Les chaînes métalliques verticales de la porte tintent à chaque passage. Elles transforment dès les premiers pas la visite en une caisse de résonance. Puis des vols zèbrent l’espace, se mêlent aux danses musicales. D’où sortent les sons ? On avance prudemment sur les étroits parterres de bois, entre des cymbales éventrées et des arches. On se laisse gentiment aveugler par la lumière qui pénètre avidement dans l’espace, donnant la sensation d’être ailleurs, léger et vagabond. Passé la première vague d’étonnement, on se laisse bercer par le clapotis doux des notes lancées en échos ; on ne réalise cependant pas encore ce qui nous porte, ni où l’on va, mais c’est là toute la beauté de l’exposition : on se laisse surprendre et guider par la curiosité.

Une visite sous les pépiements de rockeurs ailés


© Claude Cortinovis

300 mètres carrés ouverts pour accueillir 88 diamants mandarins : voici les contours de cette volière géante qui se transforme sous les va-et-vient des spectateurs en une salle de concert vivante. Car les sons produits viennent des volatiles qui se posent, sautillent ou qui glissent sur les cordes des guitares électriques ou des basses disposées ça et là. Tout est pensé pour que les oiseaux se sentent bien : les 25 mètres cubes de sable lavé du lac de Neuchâtel couplés aux 200 graminées, aux niches, arches transformées en perchoirs et cymbales en abreuvoir permettent à la gent (oui on écrit bien « gent » sans « e ») ailée de s’approprier ce lieu et d’y évoluer plus ou moins librement. Ces mandarins diamants ont été élevés dans la région spécialement pour l’occasion et sont venus poser leurs plumes au Centre d’art contemporain d’Yverdon-les-Bains deux semaines avant le vernissage. Et ils rythment désormais les journées et les visites au gré de leurs pépiements de rockeurs depuis le 29 juillet !

Penser le hasard


© Claude Cortinovis

Au-delà de l’émerveillement joyeux qu’un tel spectacle provoque, on peut se demander quelle est la proposition artistique. En réunissant des domaines étrangers par le biais du hasard, Céleste Boursier-Mougenot veut nous faire rencontrer l’improbable, pour une expérimentation calme mais pourtant décuplée du moment présent.
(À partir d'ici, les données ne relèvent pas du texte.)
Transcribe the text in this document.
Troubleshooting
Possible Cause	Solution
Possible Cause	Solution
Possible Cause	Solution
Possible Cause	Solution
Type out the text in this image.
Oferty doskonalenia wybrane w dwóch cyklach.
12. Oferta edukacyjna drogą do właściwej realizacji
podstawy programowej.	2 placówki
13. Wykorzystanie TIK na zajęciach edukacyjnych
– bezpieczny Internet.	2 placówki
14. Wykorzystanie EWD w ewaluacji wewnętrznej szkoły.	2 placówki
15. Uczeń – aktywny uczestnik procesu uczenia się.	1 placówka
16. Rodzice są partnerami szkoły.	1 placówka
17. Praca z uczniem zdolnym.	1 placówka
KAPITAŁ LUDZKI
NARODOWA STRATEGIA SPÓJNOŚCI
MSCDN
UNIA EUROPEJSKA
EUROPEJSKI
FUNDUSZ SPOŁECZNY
Car lorsque l’on déambule dans les allées du CACY, on se laisse aspirer par les vols des mandarins, on se fait happer par les sons en cherchant d’où ils surgissent et donc on se perd dans l’instant, on arpente les salles comme on arpente notre quotidien ; un peu au hasard, en ne sachant pas trop quoi chercher. Cette exposition est également un questionnement sur ce qui relève du hasard ou de l’agencement. Céleste Boursier-Mougenot a méticuleusement accordé les guitares pendant deux semaines, cherchant l’harmonie générale au cœur du hasard, lui qui est musicien de formation. Car ce qui est frappant lorsque l’on visite l’exposition, c’est qu’aucun son n’est dissonant ; tout est certes un vibrant gazouillis mais les sons se font échos et se fondent l’un dans l’autre (ce qui fait des envieux puisque Taylor Swift a sorti un album moins réussi que les mélodies de ces musiciens grégaires). Tout ne saurait être le fruit du destin ! Et plus encore, même si le visiteur joue le rôle de catalyseur en déclenchant les déplacements des oiseaux et provoquant ainsi les sons, l’ordonnancement de l’espace n’est pas une loterie. L’artiste a étudié le lieu et pensé l’exposition à partir de celui-ci : il a ainsi dû quelque peu modifier la scénographie en se rendant compte que les volatiles restaient trop en retrait et ne faisait pas assez rugir les instruments. En disposant la nourriture vers le milieu des salles, le problème était alors résolu ! Derrière les déambulations curieuses des visiteurs se cache donc un ordre minutieusement pensé, qui met en marche le hasard. Une symphonie pour plonger au cœur même de l’œuvre, étant soi-même un acteur de celle-ci !

22ème version

From here to ear n’est pas une idée soudaine de l’artiste français. Après une première installation de ce genre en 1995, Céleste Boursier-Mougenot récidive quatre ans plus tard au P.S. 1 à New York. Depuis, l’installation n’a cessé de d’évoluer, de se réinventer et elle arrive pour la première fois en Suisse sous sa vingt-deuxième mue. Céleste Boursier-Mougenot organise une double exposition : intra muros au Centre d’art contemporain à Yverdon-les-Bains, et extra muros à Vercorin par l’intermédiaire d’R&Art. Œuvre vivante et éphémère, from here to ear (v. 22) est à voir et à savourer jusqu’au 5 novembre. Et l’on ressort vivifié par ce spectacle !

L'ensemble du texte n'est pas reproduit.